The purpose of the study is to improve the accuracy of detection, recognition and tracking of objects in real time and to implement the corresponding technology in the form of a software tool for the task as part of intelligent systems.
The object of research is the processes of data processing in the tasks of detecting, recognizing and tracking objects in real time.
The subject of the study is models, algorithms and technologies for using convolutional neural networks to solve the problem of recognizing and tracking an object in real time.

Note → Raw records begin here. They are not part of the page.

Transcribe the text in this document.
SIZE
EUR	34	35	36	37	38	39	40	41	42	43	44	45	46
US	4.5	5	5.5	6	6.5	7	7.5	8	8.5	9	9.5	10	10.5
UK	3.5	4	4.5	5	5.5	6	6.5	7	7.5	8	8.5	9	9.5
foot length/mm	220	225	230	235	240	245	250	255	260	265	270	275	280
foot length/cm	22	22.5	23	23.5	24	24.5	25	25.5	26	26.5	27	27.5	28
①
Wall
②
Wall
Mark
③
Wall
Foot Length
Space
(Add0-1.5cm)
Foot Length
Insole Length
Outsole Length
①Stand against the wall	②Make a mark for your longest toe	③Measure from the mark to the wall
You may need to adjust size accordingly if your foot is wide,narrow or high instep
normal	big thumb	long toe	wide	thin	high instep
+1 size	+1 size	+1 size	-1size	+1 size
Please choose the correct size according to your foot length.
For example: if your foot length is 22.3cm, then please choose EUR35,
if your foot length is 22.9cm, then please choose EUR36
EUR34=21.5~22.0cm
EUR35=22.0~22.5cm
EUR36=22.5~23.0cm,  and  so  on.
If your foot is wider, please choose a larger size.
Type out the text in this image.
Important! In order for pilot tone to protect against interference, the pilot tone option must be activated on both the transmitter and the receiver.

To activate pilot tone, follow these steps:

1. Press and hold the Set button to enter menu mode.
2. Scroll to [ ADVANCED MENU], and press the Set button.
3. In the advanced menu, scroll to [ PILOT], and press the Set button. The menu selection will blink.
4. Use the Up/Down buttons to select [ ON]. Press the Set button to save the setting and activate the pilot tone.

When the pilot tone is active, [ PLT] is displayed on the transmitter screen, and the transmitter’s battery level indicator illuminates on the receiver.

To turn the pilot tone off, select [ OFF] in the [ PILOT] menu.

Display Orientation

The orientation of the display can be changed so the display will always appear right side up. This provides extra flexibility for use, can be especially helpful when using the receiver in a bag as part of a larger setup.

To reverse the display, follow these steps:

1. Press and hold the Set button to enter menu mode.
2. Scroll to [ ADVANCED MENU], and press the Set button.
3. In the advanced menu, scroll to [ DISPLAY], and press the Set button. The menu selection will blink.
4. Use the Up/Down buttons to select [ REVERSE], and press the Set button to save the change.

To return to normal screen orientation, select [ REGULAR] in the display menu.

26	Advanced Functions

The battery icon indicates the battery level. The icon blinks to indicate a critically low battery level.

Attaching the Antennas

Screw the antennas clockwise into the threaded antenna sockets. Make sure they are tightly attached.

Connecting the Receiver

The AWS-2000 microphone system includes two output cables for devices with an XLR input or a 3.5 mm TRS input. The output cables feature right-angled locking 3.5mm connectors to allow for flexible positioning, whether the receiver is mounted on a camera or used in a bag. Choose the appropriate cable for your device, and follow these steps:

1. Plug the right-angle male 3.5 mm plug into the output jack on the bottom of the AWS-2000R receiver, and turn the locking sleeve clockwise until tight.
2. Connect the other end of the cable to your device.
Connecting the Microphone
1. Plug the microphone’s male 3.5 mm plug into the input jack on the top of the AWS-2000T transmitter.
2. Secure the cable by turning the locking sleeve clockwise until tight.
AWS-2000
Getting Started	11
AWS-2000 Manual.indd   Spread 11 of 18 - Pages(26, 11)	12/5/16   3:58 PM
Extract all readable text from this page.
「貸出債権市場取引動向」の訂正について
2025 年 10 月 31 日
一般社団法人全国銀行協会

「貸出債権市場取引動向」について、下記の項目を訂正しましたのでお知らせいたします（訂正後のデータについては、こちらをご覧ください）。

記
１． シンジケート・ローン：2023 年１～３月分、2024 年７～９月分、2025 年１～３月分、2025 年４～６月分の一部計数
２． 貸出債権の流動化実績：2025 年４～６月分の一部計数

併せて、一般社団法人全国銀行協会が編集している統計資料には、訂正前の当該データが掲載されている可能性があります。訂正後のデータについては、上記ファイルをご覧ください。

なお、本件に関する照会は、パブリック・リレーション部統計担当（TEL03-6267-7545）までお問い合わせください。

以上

The scientific novelty of the research results is as follows:
– for the first time, an architectural solution for building a neural convolutional network for the task of detecting, recognizing, and tracking objects in real time has been developed, which differs from the existing solution in that it uses a larger number of object recognition units of different sizes, which is optimized for the tasks of a specific subject area;
– for the first time, the possibility of using the PFNB block in the developed technology, which is based on the Faster-Net architectural solution, which uses a multi-scale feature fusion network to demonstrate improved recognition accuracy compared to the basic technology, has been substantiated;
– for the first time, an own dataset was formed to test the developed technology starting from the stage of object recognition in a video stream, which includes objects of different scales of a certain subject area, which confirms the effectiveness of the developed model;
– for the first time, the architecture of a cross-platform library for the implementation of object detection, recognition and tracking technology is proposed, which is a five-scale structure and contains the BiFormer attention mechanism with low computing power, which improves the accuracy of detecting small objects and improves attention to key information on the object map;
– for the first time, comparative experiments were simulated on YOLO v9, which differ in the use of different types of loss functions while keeping other training conditions unchanged, which showed the use of the WIoU v3 regression loss function to be the most effective for the built model;
– for the first time, experiments were simulated when adding to the basic model the detection units of the PFNB group, which combine small features of the layers of the neural convolutional network, which increases the average value of mAP and, when used simultaneously, the model size and the number of parameters decrease;
– for the first time, experiments were simulated on the improved YOLO v9 P model, which differs from the basic YOLO v9 model in the loss function, fusion method and modified architecture of the recognition unit, which allowed to improve the average mAP value by about 7.7% and AP by about 2.5% to 14.1%.